28 déc. 2010

Le temps des résolutions
C’était le 31 décembre 1989.   Je me souviens de cet étrange jour de l’an passé dans une petite chambre miteuse de Prague.  Quelques jours plus tôt, nous avions passé Noël dans un château de Budapest, un monument usé et laissé à l’abandon à la grande joie des routards qui y trouvaient refuge pour pas cher.
Nous étions trois joyeux naufragés dans une Europe de l’Est en pleine ébullition, une Europe secouée par la chute du mur de Berlin :  Stéphane, Fred et moi, étudiants sans le sous, traînant notre sac à dos de l’Allemagne jusqu’en Autriche, en passant par la Hongrie et la Tchécoslovaquie.  Avons-nous visité d’illustres monuments empoussiérés?
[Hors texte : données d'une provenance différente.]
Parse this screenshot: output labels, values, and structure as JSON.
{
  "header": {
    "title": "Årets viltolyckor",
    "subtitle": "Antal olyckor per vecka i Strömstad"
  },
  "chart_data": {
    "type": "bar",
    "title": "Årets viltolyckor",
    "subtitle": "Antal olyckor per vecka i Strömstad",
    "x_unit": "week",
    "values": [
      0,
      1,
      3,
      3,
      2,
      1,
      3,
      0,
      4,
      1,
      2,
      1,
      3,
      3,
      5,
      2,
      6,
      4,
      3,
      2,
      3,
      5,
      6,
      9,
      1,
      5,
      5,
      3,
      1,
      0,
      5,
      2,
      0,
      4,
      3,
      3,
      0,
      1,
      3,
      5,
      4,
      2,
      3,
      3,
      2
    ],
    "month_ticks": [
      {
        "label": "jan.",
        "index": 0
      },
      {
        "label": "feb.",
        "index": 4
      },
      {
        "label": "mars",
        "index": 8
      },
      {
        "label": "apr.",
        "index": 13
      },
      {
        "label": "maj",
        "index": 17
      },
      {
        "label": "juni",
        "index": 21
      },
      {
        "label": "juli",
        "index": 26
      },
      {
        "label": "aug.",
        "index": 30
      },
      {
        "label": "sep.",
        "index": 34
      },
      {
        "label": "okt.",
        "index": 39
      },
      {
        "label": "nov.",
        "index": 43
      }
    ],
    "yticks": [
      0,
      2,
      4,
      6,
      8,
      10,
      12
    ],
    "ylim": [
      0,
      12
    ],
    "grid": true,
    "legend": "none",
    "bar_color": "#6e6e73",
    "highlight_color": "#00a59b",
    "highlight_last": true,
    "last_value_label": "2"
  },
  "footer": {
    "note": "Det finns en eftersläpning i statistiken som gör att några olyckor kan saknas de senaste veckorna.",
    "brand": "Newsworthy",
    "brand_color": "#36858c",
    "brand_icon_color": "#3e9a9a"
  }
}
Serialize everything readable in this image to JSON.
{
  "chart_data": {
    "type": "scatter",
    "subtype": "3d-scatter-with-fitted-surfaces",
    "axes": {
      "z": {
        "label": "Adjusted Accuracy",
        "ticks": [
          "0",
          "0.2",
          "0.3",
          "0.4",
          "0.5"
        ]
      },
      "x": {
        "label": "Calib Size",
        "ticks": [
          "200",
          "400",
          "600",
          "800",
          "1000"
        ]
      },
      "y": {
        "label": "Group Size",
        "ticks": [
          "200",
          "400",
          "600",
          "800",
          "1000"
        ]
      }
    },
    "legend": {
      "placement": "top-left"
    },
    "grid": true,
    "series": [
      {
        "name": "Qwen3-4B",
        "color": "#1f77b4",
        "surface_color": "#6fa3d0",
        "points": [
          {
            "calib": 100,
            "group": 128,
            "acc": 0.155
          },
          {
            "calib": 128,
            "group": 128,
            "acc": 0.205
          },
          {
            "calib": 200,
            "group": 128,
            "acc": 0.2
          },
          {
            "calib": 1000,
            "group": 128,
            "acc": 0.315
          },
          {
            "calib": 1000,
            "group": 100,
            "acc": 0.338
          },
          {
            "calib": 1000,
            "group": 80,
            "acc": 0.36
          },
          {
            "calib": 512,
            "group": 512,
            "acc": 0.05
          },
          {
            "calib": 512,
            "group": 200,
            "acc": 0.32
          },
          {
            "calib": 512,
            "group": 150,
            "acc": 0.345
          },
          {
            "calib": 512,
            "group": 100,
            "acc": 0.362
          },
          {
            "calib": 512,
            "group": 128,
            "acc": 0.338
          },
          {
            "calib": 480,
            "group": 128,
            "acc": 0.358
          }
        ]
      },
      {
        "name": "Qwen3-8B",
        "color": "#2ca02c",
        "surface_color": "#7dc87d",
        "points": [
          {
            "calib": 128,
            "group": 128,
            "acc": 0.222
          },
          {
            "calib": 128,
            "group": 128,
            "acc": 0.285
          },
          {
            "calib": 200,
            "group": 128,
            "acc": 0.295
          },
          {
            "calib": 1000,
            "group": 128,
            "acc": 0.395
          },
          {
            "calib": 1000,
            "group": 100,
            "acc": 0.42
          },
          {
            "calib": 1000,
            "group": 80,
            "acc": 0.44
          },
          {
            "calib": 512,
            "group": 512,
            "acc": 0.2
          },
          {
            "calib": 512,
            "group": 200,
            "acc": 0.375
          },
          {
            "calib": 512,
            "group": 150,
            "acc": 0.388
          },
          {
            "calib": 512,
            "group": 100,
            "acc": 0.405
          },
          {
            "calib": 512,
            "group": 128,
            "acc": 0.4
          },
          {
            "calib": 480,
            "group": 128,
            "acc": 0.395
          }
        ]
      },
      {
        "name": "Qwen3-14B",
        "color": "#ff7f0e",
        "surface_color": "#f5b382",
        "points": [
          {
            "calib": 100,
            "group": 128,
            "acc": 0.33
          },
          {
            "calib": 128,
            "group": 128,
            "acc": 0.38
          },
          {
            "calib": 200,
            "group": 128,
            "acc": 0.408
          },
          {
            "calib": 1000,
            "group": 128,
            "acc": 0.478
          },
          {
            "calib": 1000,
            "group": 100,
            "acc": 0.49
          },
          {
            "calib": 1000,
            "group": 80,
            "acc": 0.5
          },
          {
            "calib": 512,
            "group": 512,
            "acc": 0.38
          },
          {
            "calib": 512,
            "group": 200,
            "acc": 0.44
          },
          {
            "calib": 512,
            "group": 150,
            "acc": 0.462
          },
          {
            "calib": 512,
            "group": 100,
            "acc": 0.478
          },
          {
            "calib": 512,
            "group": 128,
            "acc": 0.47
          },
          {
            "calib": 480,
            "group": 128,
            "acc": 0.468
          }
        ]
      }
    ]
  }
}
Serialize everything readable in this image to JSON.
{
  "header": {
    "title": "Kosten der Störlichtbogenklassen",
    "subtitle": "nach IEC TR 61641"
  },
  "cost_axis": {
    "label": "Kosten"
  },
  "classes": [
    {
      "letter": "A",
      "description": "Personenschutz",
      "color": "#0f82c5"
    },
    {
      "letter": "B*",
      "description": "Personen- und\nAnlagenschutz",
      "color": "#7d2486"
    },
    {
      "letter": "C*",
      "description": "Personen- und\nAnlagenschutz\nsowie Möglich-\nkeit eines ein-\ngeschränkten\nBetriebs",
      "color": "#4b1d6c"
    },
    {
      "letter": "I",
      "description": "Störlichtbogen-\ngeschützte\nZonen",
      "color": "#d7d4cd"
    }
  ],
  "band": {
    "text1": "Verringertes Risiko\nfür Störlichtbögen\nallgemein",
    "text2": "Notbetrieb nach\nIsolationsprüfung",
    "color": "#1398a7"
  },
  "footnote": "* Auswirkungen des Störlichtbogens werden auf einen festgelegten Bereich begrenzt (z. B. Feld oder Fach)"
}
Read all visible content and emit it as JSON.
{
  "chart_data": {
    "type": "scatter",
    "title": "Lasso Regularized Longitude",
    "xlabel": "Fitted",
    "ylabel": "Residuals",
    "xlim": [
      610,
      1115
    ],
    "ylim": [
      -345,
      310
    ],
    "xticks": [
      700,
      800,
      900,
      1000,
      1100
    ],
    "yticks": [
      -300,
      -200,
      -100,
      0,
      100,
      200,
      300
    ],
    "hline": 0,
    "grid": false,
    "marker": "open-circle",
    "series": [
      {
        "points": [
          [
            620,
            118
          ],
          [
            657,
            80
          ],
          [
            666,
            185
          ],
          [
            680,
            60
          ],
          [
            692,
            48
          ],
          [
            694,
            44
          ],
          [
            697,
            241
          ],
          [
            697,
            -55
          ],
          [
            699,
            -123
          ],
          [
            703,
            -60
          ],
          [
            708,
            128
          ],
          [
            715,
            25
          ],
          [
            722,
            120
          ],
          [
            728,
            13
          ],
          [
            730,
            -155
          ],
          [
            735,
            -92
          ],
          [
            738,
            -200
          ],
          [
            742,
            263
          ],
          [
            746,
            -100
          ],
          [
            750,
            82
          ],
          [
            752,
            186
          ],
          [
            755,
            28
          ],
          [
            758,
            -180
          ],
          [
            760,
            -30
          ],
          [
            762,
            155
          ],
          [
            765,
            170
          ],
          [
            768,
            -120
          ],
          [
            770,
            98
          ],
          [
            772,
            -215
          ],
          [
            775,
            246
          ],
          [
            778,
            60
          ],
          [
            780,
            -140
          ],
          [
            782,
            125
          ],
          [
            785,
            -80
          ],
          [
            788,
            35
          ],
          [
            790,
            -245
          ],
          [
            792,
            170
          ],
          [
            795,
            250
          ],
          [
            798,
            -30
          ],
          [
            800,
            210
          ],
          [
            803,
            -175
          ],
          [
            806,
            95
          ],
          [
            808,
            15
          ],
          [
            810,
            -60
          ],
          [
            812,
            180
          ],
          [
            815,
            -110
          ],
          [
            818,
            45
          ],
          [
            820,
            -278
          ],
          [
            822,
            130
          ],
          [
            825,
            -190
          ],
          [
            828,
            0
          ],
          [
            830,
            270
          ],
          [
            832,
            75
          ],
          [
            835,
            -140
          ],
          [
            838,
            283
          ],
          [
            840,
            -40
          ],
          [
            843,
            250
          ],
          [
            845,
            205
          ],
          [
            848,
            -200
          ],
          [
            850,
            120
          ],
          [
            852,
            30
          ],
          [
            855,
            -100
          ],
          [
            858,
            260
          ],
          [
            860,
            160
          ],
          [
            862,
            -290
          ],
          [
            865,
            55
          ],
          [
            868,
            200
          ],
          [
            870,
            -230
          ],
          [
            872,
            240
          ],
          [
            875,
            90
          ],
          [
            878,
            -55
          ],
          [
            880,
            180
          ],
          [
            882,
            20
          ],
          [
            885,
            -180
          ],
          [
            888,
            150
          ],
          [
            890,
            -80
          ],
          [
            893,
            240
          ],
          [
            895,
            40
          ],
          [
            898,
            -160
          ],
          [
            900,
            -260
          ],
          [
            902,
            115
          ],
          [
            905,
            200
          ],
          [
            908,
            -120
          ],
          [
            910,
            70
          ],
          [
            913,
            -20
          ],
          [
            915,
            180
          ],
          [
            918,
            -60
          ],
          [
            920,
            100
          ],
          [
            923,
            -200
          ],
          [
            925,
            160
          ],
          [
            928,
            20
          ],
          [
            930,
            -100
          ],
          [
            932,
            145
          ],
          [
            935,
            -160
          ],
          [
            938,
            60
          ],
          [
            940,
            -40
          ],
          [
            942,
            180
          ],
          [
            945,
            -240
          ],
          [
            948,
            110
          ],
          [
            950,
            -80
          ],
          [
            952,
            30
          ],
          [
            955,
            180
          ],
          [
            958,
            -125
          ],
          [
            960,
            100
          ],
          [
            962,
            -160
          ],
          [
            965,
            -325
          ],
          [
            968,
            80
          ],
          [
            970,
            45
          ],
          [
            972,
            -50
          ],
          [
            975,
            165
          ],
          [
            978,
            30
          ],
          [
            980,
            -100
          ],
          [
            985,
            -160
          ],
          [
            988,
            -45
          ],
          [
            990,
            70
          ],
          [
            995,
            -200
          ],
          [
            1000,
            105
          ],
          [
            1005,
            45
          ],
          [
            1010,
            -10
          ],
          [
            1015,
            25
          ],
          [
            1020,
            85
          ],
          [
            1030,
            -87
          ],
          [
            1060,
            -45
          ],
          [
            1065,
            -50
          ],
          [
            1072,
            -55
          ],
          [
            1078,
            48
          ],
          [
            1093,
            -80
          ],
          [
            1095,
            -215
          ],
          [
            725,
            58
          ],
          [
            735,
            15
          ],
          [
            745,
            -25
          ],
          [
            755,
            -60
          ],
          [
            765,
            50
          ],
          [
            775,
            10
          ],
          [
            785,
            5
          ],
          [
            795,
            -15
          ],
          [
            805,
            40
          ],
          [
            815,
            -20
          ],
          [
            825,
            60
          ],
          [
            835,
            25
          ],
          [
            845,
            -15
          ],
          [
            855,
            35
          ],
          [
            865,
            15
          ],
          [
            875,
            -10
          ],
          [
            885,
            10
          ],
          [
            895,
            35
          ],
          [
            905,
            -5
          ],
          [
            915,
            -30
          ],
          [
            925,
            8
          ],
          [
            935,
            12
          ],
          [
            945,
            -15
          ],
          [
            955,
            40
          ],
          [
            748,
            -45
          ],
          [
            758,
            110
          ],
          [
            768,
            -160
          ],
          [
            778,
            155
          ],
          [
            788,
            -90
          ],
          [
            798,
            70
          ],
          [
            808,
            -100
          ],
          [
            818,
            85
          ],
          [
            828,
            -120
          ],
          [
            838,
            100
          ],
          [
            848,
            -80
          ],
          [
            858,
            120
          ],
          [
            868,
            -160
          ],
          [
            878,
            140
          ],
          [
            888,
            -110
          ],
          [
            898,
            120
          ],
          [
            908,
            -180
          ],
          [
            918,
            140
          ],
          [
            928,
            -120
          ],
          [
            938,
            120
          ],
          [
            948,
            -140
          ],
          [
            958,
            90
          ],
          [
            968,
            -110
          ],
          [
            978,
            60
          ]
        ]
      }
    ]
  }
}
Que nenni!  L’histoire se déroulait plutôt sous notre nez.  Nous avons vu dans les rues de Budapest des expatriés roumains brandir le drapeau de leur pays pour saluer la mise à mort de Ceausescu, nous avons tremblé d’excitation en participant au bain de foule de Vaclav Havel sur la place Venceslas, nous avons pleuré dans une loge rouge velour de l’opéra de Prague alors que la foule s’est levée d’un trait pour chanter sa nouvelle liberté.
Et pendant la dernière heure de cette inoubliable année 1989, nous avons fait des résolutions. Nous avons devisé en trinquant à la barack palinka, une eau-de-vie qui rend complètement cinglé.
« Je vais faire du jogging! », et hop, on trinque et on cale.
« Je vais découvrir le monde! »
« Je vais réussir mes études! »
« Je vais fonder une famille…un jour! »
C’est comme ça qu’il faut le boire, ce satané alcool : en faisant la promesse de devenir quelqu’un de meilleur.  Parce qu’après sept ou huit résolutions, je vous jure que vous êtes couchés et bons pour la civière.
Cette année, je vais me resservir quelques rasades pour porter un toast à la nouvelle année.  Oubliez la torpeur des premières semaines passées ici en Nouvelle-Calédonie.  Mettez une croix sur mon tempérament de nord-américaine pointilleuse qui jacasse inutilement sur les boîtes de petits pois verts.  Enfermez la mère poule qui étouffe sa couvée d’oisillons prêts à battre des ailes.  Je prends une rasade pour saluer mes futures tribulations dans ce pays où les ondées côtoient un coin de ciel plaqué d’un soleil radieux.  Un autre cul sec pour redonner du pep à mon petit côté voyeur, histoire de bien repérer comment tout se vit ici.  Et un dernier pour la route, cette route que je vais sillonner pour vous faire partager mon point de vue étonné sur des habitants de tribus qui n’ont pas peur de montrer leurs drôles de couleurs dans ce 21e siècle high-tech. 
Je vais boire juste ce qu’il faut pour ne pas finir sur le dos.  Il y a un avantage à ne plus avoir 25 ans : on est moins débile.